Likewise, you need to know what diagnostic tools are being used to define a case. In our example above, we used a stool culture to define the specific case definition and a clinical description of “gastrointestinal disease” to define the second. When being presented with data, make sure that you know what diagnostic tool – or tools – was (were) used. It makes a big difference.

For example, in the late 1970’s and early 1980’s, we had very little with regards to technology to isolate the Human Immunodeficiency Virus (HIV). So an HIV infection had to progress to Acquired Immune Deficiency Syndrome (AIDS) – a collection of signs and symptoms of the deterioration of the immune system – in order to define a case of HIV infection. AIDS itself was very broad at first, and the definition then was refined. As more and more diagnostic tools have been made available, the case definition of HIV and AIDS has changed. Where the presence of an opportunistic infection was once enough to diagnose a person with AIDS, there are now lab tests to look at the white blood cell counts and diagnose earlier in order to intervene and treat earlier.

The example with HIV/AIDS above is true of autism as well. It used to be that there was no uniform diagnosis for autism – or any of the conditions that fall within the autism spectrum. Children were either “hyper”, or “retarded”, or “slow”, or had some other condition. As medical science began to understand what it meant to be on the autism spectrum, the definition of someone with autism changed, leading to better recognition of cases and a subsequent rise in the prevalence – the underlying rate of disease in a population – that we see now.

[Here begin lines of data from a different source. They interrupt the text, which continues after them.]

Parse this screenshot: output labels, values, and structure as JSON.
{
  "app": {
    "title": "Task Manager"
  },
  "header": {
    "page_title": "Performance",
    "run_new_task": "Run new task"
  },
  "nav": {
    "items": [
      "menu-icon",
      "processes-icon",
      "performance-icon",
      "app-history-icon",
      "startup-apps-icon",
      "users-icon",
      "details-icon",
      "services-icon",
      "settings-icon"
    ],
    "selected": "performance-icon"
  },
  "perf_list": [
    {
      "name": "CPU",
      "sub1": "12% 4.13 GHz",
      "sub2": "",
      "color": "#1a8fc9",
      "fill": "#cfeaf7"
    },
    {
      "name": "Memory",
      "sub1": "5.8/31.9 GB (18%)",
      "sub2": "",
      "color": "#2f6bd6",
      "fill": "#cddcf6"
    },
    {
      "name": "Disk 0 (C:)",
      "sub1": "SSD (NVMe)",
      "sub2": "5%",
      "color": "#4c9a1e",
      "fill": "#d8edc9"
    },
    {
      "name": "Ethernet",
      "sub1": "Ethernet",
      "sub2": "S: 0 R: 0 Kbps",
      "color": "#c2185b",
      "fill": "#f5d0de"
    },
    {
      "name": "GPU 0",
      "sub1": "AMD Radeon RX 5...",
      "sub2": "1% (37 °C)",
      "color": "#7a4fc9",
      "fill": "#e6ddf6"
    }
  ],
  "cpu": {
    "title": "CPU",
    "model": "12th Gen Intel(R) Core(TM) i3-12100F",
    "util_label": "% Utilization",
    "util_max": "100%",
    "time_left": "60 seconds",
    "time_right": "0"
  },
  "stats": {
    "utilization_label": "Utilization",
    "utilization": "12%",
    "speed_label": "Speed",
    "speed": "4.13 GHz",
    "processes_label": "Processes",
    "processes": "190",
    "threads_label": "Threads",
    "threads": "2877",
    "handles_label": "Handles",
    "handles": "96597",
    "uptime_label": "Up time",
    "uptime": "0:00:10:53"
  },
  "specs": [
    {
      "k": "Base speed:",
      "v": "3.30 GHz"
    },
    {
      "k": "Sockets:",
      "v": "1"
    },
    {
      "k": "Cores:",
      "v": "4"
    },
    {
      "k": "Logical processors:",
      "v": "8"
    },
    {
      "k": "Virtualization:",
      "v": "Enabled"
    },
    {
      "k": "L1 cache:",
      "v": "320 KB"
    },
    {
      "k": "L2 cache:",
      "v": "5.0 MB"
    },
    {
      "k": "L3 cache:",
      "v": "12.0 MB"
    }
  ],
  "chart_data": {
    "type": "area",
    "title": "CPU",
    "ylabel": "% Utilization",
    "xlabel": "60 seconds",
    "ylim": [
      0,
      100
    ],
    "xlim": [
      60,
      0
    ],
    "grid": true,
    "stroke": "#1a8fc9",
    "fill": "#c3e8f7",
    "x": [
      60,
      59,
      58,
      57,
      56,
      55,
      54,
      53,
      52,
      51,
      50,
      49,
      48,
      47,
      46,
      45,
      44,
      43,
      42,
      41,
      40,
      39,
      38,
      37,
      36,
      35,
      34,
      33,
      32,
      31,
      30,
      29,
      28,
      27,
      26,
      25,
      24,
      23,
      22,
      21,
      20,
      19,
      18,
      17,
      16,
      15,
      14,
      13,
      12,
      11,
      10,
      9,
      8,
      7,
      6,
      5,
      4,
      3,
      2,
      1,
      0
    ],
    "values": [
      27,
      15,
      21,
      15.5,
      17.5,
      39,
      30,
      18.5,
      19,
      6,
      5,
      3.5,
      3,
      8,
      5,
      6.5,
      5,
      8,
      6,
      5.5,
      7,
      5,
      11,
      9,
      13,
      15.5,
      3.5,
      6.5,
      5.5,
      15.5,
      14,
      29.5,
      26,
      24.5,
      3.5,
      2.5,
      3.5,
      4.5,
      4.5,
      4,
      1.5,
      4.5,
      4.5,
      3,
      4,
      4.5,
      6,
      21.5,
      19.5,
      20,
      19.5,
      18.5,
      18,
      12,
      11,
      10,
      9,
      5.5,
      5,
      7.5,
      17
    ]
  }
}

Incidentally, the case definition for autism became more sensitive and specific – and thus more accurate – around the same time that vaccines began to be more abundant and more recommended. This lead to the misperception that vaccines raised the rates of autism and not the better diagnostic tools. But that is for a whole other discussion.

It goes without saying that an improvement in surveillance methods also leads to a change in the number of cases observed and counted. For example, infant mortality reporting has gotten better as more and more health care providers in the United States are able to report infant deaths electronically. Health departments at all levels of government are more active in their surveillance of cases by surveying hospitals, clinics, and even midwives on the survival numbers of infants. So you can see how this extra effort to count the deaths that were previously not reported has led to the belief that the infant mortality rate in the country has increased.

Other countries don’t have the same systems as we do in the United States. As a result, their infant mortality rates are different – even lower –  than those observed here. Is it true, then, that the US is failing in controlling infant mortality compared to countries with less resources? Nope. It’s all in how we’ve been counting the numbers. Apples to apples, the rates are much better in the United States, where expectant mothers have better access to prenatal care and children are – for the most part – born in medical facilities capable of caring for them if they are in trouble.

So here is what you do when you compare two rates of a single disease either across time, across location, or even across populations of people. You need to make sure that the case definitions of both datasets are comparable and as close to matching as possible. Otherwise, you really are comparing apples to oranges. You also need to look at the diagnostic methods used for each dataset. There is no use in comparing one dataset whose cases were diagnosed based on symptoms – a subjective way of diagnosing – and another dataset whose cases were diagnosed by a lab – an objective way of diagnosing. Finally, you need to look at the surveillance system that collected these data and make sure that the systems for both sets of data are – yet again – comparable. If one relied on providers reporting cases while the other went out and looked for cases, then – yet again – you will find yourself comparing apples to oranges.